Laying off employees before a service provision change does not necessarily prevent them from transferring to the new employer under TUPE. Lindsay Macdonald reports on a recent case at the Employment Appeal Tribunal (EAT).
Inex Home Improvements Ltd v Hodgkins and others
Service provision change
The Transfer of Undertakings (Protection of Employment) Regulations 2006 (TUPE) cover both traditional business transfers and service provision changes.
One of the conditions that must be satisfied to enable a service provision change is the existence, immediately before the transfer, of an organised grouping of employees whose principal purpose is to carry out the relevant activities.
Contractor Thomas Vale engaged Inex Home Improvements Ltd as a sub-contractor to work on a particular contract. The work was released by Thomas Vale to Inex in tranches, each with an individual works number.
Inex’s employees were employed on the terms of the Construction Industry Joint Council Working Rule Agreement. The agreement provided that, where work temporarily ceased or was not provided by the employer, the employees may be temporarily laid off.
In these circumstances, the employees would receive remuneration for a limited period of time and would be required to register as available for work at their local Job Centre.
During November and December 2012, Inex completed the works subject to Works Order No.8 and the contractor had not released a further tranche of work. It was expected that the next tranche of work under Works Order No.9 would be issued in January 2013.
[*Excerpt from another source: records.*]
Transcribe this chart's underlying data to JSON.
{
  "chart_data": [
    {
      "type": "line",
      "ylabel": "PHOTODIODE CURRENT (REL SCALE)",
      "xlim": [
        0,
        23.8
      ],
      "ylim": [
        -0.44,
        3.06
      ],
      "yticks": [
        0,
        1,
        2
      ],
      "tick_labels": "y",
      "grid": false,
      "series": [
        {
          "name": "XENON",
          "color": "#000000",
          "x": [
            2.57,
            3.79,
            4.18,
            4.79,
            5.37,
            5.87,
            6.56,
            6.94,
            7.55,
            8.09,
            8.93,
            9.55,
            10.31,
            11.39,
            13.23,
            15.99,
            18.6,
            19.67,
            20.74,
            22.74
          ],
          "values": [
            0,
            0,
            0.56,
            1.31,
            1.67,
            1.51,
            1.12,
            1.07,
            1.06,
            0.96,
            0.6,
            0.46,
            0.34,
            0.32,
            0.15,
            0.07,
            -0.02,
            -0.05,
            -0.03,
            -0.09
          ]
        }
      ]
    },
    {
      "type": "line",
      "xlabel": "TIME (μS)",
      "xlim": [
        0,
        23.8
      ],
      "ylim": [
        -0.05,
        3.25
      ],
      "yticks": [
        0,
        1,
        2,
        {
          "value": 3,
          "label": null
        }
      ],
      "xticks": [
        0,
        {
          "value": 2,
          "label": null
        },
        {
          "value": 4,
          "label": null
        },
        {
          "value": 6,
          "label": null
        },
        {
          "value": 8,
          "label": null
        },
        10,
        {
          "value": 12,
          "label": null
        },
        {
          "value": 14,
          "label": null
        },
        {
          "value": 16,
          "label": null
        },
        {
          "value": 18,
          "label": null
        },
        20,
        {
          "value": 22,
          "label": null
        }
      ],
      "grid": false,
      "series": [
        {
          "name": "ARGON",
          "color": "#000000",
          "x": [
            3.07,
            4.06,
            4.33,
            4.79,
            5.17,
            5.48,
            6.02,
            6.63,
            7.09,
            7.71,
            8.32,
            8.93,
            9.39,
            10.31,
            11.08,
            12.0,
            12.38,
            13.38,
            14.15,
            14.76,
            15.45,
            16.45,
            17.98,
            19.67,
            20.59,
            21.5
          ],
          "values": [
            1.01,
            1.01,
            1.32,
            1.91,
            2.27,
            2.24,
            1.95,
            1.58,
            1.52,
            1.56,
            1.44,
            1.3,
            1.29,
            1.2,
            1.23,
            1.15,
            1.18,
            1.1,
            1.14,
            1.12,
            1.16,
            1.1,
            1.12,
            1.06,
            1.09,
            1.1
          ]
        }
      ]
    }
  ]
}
This meant that there was, at least temporarily, no work available for Inex’s employees. The employees were temporarily laid off under the terms of their employment contracts.
In January 2013, the contractor engaged a new company to carry out the work and the sub-contractor contended that this amounted to a service provision change under reg.3(1)(b) of TUPE because the employees were an organised grouping whose principal purpose was carrying out work for the contractor.
Employment tribunal decision
The employment tribunal found that, notwithstanding the fact there had been a service provision change, the employees could not be classed as an “organised grouping of employees” because their activities had ceased prior to January.
The sub-contractor asserted that laying off employees in line with their contracts of employment did not prevent the operation of TUPE and that the employees’ employment would have transferred under TUPE to the new sub-contractor.
On appeal, the EAT determined that TUPE does not require the organised grouping of employees to be engaged with the relevant activities immediately before the transfer.
In coming to its decision, the EAT took into account that the cessation of work was temporary and this was evidenced by correspondence from Inex to the employees.
The EAT also considered the purpose of TUPE, in particular protecting continuity of employment, and asserted that there would be widespread ramifications if every time a group of employees were laid off, it lost its cohesion as an organised grouping.
The EAT stressed that every case will be dependent on its own facts. However, the EAT suggested that the purpose, nature and length of the cessation of work will be relevant in determining whether or not an organised grouping continues in existence.
Implications for employers
Employers who carry out their activities through sub-contractors should be aware that a change of sub-contractor will not necessarily result in a change of the group of individuals who ultimately perform the work, even if there has been a cessation of the work ordinarily provided to them.
Where an employer engages a new sub-contractor, the employment contracts of those employed by the previous sub-contractor may transfer by operation of TUPE.